LV contours are defined on raw T1 and T2 images then copied onto the colour-enhanced spatially coregistered maps. The anterior right ventricular-septal insertion point is used as a reference, and both T1 and T2 maps analysed for 16 segments according to the American Heart Association (AHA) model (apex segment 17 excluded).27 User-defined semiautomated border delineation is used to create AHA regions of interest of similar size and shape, taking care not to overlap with other tissue interfaces. Relaxation times are measured in each of the 16 segments.

Acceptable segments are identified by assessing individual segments for susceptibility and motion artefacts. Those segments affected by artefact are removed and a mean global T1 or T2 time calculated from the remaining segments. An average septal T1 or T2 time is calculated by using acceptable anteroseptal, inferoseptal and septal AHA segments (segment numbers 2, 3, 8, 9 and 14).

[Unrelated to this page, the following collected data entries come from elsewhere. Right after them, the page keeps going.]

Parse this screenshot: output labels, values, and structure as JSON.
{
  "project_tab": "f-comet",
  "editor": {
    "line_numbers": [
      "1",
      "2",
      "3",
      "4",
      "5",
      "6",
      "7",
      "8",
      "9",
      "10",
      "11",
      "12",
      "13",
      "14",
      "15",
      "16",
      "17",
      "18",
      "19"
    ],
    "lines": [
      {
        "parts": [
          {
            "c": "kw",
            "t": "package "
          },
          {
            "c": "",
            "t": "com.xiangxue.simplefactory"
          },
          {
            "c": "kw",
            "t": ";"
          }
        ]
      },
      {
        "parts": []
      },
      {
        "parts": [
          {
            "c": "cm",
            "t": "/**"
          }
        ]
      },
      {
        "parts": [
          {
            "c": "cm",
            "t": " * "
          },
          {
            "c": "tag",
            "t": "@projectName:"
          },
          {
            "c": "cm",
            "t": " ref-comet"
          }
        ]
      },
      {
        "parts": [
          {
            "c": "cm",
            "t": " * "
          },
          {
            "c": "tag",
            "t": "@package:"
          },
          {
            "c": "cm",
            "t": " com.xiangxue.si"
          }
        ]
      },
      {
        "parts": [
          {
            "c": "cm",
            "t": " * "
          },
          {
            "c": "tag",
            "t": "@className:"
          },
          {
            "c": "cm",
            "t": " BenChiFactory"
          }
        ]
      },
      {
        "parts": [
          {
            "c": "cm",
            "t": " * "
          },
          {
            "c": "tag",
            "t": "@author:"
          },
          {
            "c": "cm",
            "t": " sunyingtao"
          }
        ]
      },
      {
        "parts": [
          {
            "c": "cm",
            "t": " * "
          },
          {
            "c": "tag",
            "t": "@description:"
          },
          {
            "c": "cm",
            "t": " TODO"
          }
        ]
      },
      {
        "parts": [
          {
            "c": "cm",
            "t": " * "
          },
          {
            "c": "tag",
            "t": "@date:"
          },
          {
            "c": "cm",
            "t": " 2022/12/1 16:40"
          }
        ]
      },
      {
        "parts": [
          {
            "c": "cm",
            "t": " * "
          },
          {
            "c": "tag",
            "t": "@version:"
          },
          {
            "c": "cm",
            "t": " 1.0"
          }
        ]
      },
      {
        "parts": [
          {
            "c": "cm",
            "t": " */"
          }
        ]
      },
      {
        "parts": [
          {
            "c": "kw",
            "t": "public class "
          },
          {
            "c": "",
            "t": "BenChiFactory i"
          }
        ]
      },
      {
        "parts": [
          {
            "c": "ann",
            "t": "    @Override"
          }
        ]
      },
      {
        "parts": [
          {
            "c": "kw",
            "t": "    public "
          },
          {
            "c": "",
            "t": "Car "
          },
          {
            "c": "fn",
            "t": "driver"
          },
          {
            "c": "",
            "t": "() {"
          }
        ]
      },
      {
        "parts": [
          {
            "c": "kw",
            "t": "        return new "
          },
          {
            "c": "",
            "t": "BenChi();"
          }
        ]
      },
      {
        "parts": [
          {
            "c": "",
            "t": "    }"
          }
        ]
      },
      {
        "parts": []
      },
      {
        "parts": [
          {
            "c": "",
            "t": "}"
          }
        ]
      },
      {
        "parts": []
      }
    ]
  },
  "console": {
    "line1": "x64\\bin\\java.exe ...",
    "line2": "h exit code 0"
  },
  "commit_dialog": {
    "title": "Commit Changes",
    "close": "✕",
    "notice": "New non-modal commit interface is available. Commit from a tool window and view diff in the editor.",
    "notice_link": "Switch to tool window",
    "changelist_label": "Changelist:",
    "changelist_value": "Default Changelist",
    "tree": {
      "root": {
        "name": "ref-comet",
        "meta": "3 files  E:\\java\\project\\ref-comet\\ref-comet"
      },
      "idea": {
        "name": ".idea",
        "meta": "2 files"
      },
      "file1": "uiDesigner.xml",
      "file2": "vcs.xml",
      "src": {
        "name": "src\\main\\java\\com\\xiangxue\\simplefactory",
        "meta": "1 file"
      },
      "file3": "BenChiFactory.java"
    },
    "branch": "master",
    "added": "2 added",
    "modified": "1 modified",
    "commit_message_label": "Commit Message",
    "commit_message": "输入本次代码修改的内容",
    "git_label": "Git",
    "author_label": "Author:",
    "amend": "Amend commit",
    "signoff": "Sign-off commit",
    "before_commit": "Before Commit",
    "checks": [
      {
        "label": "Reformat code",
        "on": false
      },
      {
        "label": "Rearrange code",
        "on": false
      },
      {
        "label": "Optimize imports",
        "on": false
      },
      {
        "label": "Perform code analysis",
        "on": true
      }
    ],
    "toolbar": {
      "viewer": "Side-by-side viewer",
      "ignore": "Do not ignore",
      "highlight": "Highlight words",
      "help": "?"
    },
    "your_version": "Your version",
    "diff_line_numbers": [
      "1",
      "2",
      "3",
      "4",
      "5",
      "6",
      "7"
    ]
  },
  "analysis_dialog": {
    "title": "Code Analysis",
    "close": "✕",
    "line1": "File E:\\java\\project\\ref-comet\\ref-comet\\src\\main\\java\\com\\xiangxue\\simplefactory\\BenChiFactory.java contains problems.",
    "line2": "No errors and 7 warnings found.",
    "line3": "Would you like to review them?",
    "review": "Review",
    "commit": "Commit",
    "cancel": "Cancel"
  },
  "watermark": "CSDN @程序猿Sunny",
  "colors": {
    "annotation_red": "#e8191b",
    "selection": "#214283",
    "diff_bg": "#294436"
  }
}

Intra and interobserver variability

There will be blinded reanalysis of n=20 randomly selected datasets, in random order, for intraobserver and interobserver variability for all primary and secondary MR outcomes above.

CT Image acquisition

Images for coronary artery calcification score are obtained using an Aquilion ONE Vision Edition CT scanner (Canon Medical Systems, Crawley, UK) in the Clinical Research Imaging Facility at the Queen Elizabeth University Hospital in Glasgow. Scans are acquired with a single heartbeat non-contrast volumetric scan; adaptive iterative dose reduction (AIDR) 3D iterative reconstruction is employed for radiation dose minimisation.

CT image assessment

Coronary artery calcification (Agatston) score28 is calculated using Vitrea Advanced Visualisation software (Vital Images Inc, Minnetonka, Minnesota, USA) by a consultant radiologist with 14 years experience blinded to treatment allocation (GHR), excluding segments with previous coronary artery stents in situ (figure 4).

Figure 4

Cross-sectional, non-contrast CT images of the heart. Total coronary calcification score is calculated for each artery according to the density and area of calcification (arrows) observed in each artery. The sum of calcification scores in each artery gives a total coronary calcium score.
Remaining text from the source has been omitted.